The escalating prevalence of antibiotic-resistant bacteria has led to a serious global public health problem; therefore, there is an urgent need for the development of structurally innovative antibacterial agents. In our study, different series of tetra-substituted thiophene derivatives were designed and synthesized by multi-component reactions (MCRs) in moderate to excellent yields. Some of the designed final compounds were synthesized by both microwave assisted method and traditional synthesis. Thirteen compounds were evaluated against antibiotic resistance bacteria ESKAPE, among which compounds 11, 13 and 17 showed the most potent inhibitory activities against multidrug-resistant Enterococcus faecalis with MIC (minimum inhibitory concentration) values as low as 15.62, 7.61 and 15.62 µg/mL, respectively. Two potent candidates 11 and 13 not only showed rapid bactericidal properties and impeded E. faecalis biofilm formation to effectually relieve the development of drug resistance, but also performed low toxicity toward human normal cells. Moreover, time dependent killing assay was performed that showed the reduction of the concentration of bacteria by 5.0 Log (CFU/mL) within 6 h, stronger than reference drug, ampicillin at the same concentration. Additionally, mechanistic investigation demonstrated that both compounds 11 and 13 could exert inhibitory activity against DHPS with IC value of 1.73 and 4.67 µM, respectively and against DNA gyrase enzyme with IC value of 0.07 and 0.04 µM, respectively. Moreover, the cytotoxic activity of the most active compound was crucial to be determined that showed IC value of 75.42 µM. Molecular docking indicated that the binding of both compounds 11 and 13 to DHPS and DNA gyrase enzymes could hinder their function. These results can provide novel structures of antibacterial drugs chemically different from currently known antibiotics and broaden prospects for the development of effective antibiotics against antibiotic-resistant bacteria.

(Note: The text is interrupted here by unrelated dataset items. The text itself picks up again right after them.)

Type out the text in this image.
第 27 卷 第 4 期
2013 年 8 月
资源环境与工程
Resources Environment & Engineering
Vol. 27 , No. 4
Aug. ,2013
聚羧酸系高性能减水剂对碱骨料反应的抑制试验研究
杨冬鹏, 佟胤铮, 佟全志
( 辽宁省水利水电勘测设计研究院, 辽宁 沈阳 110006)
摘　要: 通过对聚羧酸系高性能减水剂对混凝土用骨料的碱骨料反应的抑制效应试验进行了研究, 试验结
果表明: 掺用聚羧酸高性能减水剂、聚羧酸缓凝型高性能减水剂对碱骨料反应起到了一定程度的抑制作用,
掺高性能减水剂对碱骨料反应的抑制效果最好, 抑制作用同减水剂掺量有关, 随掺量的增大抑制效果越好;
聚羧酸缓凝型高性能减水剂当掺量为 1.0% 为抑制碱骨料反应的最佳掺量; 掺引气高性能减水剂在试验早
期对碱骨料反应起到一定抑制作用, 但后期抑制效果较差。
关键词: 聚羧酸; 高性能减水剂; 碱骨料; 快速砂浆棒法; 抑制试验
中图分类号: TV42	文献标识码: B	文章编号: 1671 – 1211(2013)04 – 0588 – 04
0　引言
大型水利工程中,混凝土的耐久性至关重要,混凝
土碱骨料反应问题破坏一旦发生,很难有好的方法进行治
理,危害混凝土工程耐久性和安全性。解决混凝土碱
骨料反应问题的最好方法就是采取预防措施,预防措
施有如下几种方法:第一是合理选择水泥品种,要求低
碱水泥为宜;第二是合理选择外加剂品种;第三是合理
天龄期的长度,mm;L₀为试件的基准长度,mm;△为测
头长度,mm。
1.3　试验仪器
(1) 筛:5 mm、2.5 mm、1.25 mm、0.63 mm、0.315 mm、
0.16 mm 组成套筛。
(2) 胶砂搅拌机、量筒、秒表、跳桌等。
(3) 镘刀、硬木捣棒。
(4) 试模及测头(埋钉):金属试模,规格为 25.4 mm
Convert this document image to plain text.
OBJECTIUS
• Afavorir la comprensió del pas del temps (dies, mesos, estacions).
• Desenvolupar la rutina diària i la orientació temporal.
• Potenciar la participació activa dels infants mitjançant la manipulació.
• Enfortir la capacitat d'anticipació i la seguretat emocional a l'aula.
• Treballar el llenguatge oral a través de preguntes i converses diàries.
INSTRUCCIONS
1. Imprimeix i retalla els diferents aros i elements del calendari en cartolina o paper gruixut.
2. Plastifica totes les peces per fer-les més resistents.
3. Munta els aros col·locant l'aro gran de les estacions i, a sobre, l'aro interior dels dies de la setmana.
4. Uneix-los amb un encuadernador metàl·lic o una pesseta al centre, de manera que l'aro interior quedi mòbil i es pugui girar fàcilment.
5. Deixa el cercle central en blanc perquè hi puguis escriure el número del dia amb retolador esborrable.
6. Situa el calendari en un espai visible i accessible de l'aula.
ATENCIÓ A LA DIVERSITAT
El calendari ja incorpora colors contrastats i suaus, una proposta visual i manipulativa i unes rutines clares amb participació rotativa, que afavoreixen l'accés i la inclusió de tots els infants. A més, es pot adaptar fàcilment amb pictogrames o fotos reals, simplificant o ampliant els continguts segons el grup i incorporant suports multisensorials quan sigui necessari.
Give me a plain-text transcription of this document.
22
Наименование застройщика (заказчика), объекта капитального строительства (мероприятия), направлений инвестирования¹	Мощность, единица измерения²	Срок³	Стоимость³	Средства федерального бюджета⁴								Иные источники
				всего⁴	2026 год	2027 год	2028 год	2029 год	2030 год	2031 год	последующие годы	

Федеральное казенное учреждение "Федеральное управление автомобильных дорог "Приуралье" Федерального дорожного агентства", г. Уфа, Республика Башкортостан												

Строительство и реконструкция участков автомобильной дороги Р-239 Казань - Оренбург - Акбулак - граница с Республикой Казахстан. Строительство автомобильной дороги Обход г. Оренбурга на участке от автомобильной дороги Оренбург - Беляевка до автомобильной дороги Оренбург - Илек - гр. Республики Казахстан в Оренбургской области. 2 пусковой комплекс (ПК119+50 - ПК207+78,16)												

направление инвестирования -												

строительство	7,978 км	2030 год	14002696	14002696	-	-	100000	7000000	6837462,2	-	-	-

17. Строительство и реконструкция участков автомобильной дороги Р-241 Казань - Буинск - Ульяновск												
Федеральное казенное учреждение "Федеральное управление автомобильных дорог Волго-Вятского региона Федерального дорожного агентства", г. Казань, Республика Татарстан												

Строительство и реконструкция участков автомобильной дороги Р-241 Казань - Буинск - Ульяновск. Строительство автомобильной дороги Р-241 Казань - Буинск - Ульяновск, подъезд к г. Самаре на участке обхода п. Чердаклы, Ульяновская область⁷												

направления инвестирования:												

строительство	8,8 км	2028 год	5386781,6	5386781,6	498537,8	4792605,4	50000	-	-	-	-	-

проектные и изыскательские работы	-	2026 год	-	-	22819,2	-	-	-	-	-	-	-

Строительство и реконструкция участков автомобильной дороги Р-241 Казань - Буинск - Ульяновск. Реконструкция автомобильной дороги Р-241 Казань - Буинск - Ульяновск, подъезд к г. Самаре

抗生素耐药菌的日益流行已导致严重的全球公共卫生问题;因此,迫切需要开发结构创新的抗菌剂。在我们的研究中,通过多组分反应(MCRs)设计并合成了不同系列的四取代噻吩衍生物,产率适中至优异。一些设计的最终化合物通过微波辅助方法和传统合成方法合成。对13种化合物针对抗生素耐药菌ESKAPE进行了评估,其中化合物11、13和17对多重耐药粪肠球菌表现出最强的抑制活性,最低抑菌浓度(MIC)值分别低至15.62、7.61和15.62μg/mL。两种强效候选物11和13不仅表现出快速杀菌特性并阻碍粪肠球菌生物膜形成,从而有效缓解耐药性的发展,而且对人类正常细胞的毒性较低。此外,进行了时间依赖性杀菌试验,结果表明在6小时内细菌浓度降低了5.0 Log(CFU/mL),比相同浓度的参考药物氨苄西林更强。此外,机理研究表明,化合物11和13均可对二氢蝶酸合酶(DHPS)发挥抑制活性,IC值分别为1.73和4.67μM,对DNA促旋酶的IC值分别为0.07和0.04μM。此外,确定了最具活性化合物的细胞毒性活性,IC值为75.42μM。分子对接表明,化合物11和13与DHPS和DNA促旋酶的结合均可阻碍其功能。这些结果可以提供与目前已知抗生素化学结构不同的新型抗菌药物结构,并拓宽开发抗抗生素耐药菌有效抗生素的前景。